Dengan kesederhanaan hidup bukan berati tidak ada kebahagian, kebahagian ada pada seberapa besar keberartian hidup kita untuk hidup orang lain dan sekitar, yap seberapa besar kita menginspirasi mereka. Kebahagian ada pada hati yang bersih, lapang dan bersyukur dalam setiap penerimaan..”

-Tere Liye-


     Lelah semua badan ini. Terlebih kedua bahuku yang sempat sakit karena menumpu beban berat selama perjalanan tadi. Malam itu di rumah pak Kades suasana hujan rintik-rintik. Aku tak menemukan keset bertuliskan “welcome” yang biasa ditemukan di depan pintu luar. Kakiku masih kotor ketika melangkah memasuki rumah sederhana tersebut. Langsung saja aku meminta izin ke kamar mandi untuk membasuh kakiku.

    
     Aku bertemu istri dari pemilik rumah ini. Beliau berkata bahwa pak Kades masih berada di masjid. Beliau memang terkenal sebagai orang tersibuk di wilayah ini. Beliau sebenarnya adalah Bapak Carik. Sebutan bagi Sekretaris Desa. Beliau mendapatkan jabatan Kades dan Carik secara bersamaan karena saat itu masa pergantian Kades. Jadi selama kurun waktu setahun beliau menjadi Kades pengganti.
    
     “Assalamu’alaikum”
     Terdengar suara salam dari luar. Kupikir itu salam dari pak Kades. Namun ternyata yang kulihat adalah sosok yang berbeda. Beliau adalah tamu. Aku heran dengan kebiasaan warga daerah sini. Biasanya di Semarang, tamu masih ada sopan santunnya untuk tidak langsung masuk ke rumah sebelum dipersilahkan. Namun ternyata langsung masuk rumah itu adalah hal yang wajar disini. Bahkan tamu tersebut langsung masuk ke ruang tv yang berada di sebelah ruang tamu.

     Selang beberapa saat terdengar suara motor. Kali ini aku yakin itu adalah pak Kades. Kami langsung menyalami beliau. Beliau sudah menebak kedatangan kami karena waktu dalam perjalanan tadi sempat bertemu di jalan. Sebelumnya aku sudah pernah bertemu pak Kades saat survey dulu. Namun mungkin beliau lupa dan menanyakan lagi namaku. Aku memperkenalkan diri dengan nama ‘Abiq Muhammad Faesal dan biasa dipanggil Faesal saat di Kampus. Beliau malah mempertanyakan kenapa tidak dipanggil habib.

     “Kenapa tak dipanggil mas Habib saja?” Tanya beliau
     “Endak pak. Itu panggilan saat aku sekolah” jawabku.
       Aku membatin bahwa beliau salah mendengarkan. Yang awalnya ‘Abiq’ menjadi ‘Habib’. Aku tak berani membenarkannya.
    “Habib artinya kekasih. Kalau Habibullah Kekasih Allah. Pasti orang tua sampean ulama.”kata         beliau.
     “Cuma guru agama pak”jawabku dengan malu.

     Setelah itu aku langsung ijin buat mandi. Jam 10 aku mandi dengan air yang mengucur tiada henti di bak mandi. Tidak ada air hangat. Yang ada hanyalah bak mandi yang besar dan terdapat pintu yang memiliki banyak celah bagi pengintip. Setelah semua bersih aku berwudhu dan sholat. saat itu aku belum sholat magrib, jadi aku menjama’ nya dengan sholat Isya’. Aku kembali ke ruang tamu setelah sholat. Ada tamu lagi yang terlihat lebih muda dari tamu pertama. Keduanya bertamu karena ingin mengurus KTP.

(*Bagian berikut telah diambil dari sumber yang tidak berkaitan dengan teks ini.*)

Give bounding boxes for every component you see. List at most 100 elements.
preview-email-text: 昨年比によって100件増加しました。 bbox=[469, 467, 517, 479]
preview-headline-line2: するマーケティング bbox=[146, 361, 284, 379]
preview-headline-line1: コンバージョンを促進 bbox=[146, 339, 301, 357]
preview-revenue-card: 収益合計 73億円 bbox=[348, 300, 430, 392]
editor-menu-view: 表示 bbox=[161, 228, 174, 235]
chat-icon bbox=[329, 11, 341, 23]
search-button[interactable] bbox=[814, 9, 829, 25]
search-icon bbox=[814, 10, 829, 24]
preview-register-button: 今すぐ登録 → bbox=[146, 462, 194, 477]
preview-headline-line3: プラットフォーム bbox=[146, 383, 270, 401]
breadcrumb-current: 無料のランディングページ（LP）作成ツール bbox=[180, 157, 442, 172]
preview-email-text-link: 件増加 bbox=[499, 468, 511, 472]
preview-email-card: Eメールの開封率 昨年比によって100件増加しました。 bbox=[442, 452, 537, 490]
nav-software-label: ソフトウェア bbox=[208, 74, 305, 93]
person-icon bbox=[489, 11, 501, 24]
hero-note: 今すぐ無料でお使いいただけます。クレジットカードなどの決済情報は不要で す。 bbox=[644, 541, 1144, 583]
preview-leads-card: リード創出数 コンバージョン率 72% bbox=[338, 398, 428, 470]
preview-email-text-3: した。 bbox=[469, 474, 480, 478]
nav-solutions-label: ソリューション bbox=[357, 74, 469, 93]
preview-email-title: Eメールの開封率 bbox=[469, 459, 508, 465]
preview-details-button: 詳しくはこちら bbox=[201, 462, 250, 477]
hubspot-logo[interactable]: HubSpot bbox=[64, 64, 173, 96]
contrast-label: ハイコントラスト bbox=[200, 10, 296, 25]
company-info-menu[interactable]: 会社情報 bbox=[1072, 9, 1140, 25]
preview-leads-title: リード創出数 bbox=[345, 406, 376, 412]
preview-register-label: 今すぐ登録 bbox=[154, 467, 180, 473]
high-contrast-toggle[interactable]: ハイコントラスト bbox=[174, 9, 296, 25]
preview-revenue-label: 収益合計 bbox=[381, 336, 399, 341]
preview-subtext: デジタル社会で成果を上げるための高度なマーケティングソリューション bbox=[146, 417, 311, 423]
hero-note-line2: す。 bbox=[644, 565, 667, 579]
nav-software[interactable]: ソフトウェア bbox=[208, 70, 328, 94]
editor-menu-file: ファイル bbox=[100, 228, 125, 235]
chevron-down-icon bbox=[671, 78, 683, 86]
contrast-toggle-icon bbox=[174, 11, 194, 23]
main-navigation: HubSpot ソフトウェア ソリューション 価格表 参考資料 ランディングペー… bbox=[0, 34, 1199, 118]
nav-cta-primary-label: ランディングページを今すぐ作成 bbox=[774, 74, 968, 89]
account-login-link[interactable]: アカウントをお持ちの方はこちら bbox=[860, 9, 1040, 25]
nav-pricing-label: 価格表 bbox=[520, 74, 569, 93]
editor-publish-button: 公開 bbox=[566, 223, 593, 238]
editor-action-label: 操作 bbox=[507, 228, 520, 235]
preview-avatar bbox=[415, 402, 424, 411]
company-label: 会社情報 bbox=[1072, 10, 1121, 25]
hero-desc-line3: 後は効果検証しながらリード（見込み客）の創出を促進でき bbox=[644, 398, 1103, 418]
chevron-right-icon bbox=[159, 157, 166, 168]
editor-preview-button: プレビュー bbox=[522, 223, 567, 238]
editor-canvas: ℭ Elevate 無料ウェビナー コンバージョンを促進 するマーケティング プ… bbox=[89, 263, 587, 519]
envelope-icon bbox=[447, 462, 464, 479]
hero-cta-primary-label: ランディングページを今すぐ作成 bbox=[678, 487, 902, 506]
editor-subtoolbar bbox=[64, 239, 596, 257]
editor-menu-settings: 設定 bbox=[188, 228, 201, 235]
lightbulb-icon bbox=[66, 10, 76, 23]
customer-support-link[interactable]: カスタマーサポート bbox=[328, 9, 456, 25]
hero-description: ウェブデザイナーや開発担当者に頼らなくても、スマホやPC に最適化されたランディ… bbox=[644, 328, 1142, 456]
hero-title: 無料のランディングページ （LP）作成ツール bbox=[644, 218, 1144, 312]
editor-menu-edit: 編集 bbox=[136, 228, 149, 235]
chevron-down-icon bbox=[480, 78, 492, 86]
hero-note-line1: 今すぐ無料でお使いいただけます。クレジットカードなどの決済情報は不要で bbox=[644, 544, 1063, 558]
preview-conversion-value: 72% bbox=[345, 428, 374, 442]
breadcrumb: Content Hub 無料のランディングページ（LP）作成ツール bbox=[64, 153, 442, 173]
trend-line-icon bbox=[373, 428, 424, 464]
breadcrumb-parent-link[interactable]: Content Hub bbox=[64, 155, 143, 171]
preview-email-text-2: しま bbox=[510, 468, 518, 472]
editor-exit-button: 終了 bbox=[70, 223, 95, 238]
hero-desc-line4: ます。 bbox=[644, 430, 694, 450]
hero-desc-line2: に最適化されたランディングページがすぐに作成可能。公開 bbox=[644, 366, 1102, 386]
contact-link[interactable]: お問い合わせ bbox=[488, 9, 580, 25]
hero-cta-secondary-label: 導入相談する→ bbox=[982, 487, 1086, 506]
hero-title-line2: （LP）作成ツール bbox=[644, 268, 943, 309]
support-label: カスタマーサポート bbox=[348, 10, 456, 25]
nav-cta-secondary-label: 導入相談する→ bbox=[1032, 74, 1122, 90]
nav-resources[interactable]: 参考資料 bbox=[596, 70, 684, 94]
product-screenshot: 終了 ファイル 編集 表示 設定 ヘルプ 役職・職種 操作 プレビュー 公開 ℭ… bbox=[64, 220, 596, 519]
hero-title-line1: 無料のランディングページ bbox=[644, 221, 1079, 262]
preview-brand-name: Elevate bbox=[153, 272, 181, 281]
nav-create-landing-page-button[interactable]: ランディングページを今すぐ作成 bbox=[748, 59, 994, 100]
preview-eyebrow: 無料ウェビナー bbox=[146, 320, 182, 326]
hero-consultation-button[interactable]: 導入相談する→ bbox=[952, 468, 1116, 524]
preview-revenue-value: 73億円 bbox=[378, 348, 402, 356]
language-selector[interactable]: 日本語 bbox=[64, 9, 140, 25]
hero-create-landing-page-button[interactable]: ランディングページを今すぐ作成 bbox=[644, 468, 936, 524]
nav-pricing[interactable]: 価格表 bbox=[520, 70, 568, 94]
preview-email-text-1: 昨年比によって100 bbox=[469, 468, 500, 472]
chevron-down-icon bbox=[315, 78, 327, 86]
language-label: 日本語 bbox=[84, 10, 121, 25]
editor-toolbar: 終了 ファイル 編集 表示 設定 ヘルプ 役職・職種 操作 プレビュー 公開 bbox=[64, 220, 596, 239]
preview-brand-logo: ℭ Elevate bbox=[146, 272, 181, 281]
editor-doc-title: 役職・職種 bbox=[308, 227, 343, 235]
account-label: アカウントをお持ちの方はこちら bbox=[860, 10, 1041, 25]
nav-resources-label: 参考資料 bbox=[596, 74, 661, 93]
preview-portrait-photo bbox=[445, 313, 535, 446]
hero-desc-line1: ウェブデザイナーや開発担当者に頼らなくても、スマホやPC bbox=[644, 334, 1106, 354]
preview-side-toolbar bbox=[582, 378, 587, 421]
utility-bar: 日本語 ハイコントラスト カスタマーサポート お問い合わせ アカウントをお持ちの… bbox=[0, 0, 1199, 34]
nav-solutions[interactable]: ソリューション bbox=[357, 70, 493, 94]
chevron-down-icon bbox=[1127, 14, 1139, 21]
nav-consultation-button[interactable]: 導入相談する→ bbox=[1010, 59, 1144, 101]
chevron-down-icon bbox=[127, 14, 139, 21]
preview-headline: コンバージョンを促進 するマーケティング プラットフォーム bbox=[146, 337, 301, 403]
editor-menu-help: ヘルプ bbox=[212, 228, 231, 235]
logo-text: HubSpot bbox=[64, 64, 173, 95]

     Malam semakin memancarkan cahaya hitamnya. Sempat hening sesaat karena tidak ada bahasan. Tamu kedua sudah pamit beberapa saat yang lalu. Tiba- tiba pak Kades berkata sesuatu. Beliau menyampaikan keluh kesah warga atas biaya yang dibutuhkan untuk makan. Kami memang berniat membayar 200 ribu kepada salah satu warga untuk makan selama kami berada disana. Pak Kades berkata bahwa 200 ribu itu hanya bisa untuk seminggu saja.
    
      Kala itu pikiranku jadi kacau. Aku yang bertugas sebagai Koordinator Lapangan di daerah tersebut merasa bertanggung jawab dalam permasalahan ini. Aku merasa harus berdiskusi dengan teman-temanku terlebih dahulu untuk memecahkan masalah ini. Pak Kades juga memberi solusi untuk makan di tempat beliau dengan makanan ala kadarnya dan gratis. Namun beliau butuh tenaga untuk memasak dan mencuci piring. Beliau juga menyarankan untuk memasak sendiri.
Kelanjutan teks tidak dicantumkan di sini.